Seems to me, a Scotch egg and Hannah's Christmas pie are merely differences of degree, not differences of kind.


----------



## petalsandcoco (Aug 25, 2009)

*A dish I would eat and which became a grand slam winner is :*

*CAPE CHEF :*

"Turdunkin" (not really) of pork tenderloin and chicken breast layered with duxelle, seared and roasted, red pepper/red wine demi glacé, tourneed and glazed rutabaga and carrot, celery root soufflé.
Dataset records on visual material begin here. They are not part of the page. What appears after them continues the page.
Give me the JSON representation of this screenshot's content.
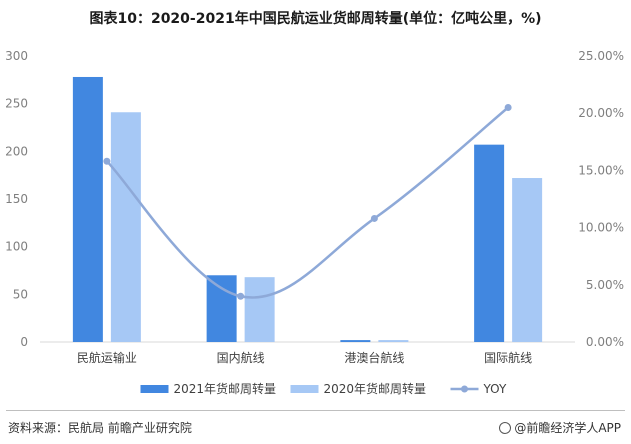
{
  "title": "图表10：2020-2021年中国民航运业货邮周转量(单位：亿吨公里，%)",
  "source": "资料来源：民航局 前瞻产业研究院",
  "brand": "@前瞻经济学人APP",
  "chart_data": {
    "type": "bar",
    "categories": [
      "民航运输业",
      "国内航线",
      "港澳台航线",
      "国际航线"
    ],
    "series": [
      {
        "name": "2021年货邮周转量",
        "type": "bar",
        "axis": "left",
        "color": "#4187e0",
        "values": [
          278,
          70,
          2,
          207
        ]
      },
      {
        "name": "2020年货邮周转量",
        "type": "bar",
        "axis": "left",
        "color": "#a6c8f5",
        "values": [
          241,
          68,
          2,
          172
        ]
      },
      {
        "name": "YOY",
        "type": "line",
        "axis": "right",
        "color": "#8ea9d8",
        "values": [
          15.8,
          4.0,
          10.8,
          20.5
        ]
      }
    ],
    "ylim_left": [
      0,
      300
    ],
    "yticks_left": [
      "0",
      "50",
      "100",
      "150",
      "200",
      "250",
      "300"
    ],
    "ylim_right": [
      0,
      25
    ],
    "yticks_right": [
      "0.00%",
      "5.00%",
      "10.00%",
      "15.00%",
      "20.00%",
      "25.00%"
    ],
    "legend_position": "bottom",
    "grid": false
  }
}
My hat goes off to you for such a great success !......I have to say the technique in itself is adventurous....in the words of my....A La Cuisine !


----------



## maryb (Mar 21, 2008)

I don't like duck either :lol:


----------



## petalsandcoco (Aug 25, 2009)

Mary,

Have you seen the movie "Rob Roy" with Liam Neeson ? Now picture him saying to you in his wonderful charming Scottish accent, " Aye , Marrrry , you don't like duck love, what if I made it fer ya ?" 

Then I would be behind you whispering ," Say you like it, say it..!!!" :roll:

ps. how I went from Turdurken to Liam, who knows ?


----------



## maryb (Mar 21, 2008)

:lol: I ate way to much duck as a kid. My brothers and dad both hunted to keep everyone fed. Duck bleh :lol:


----------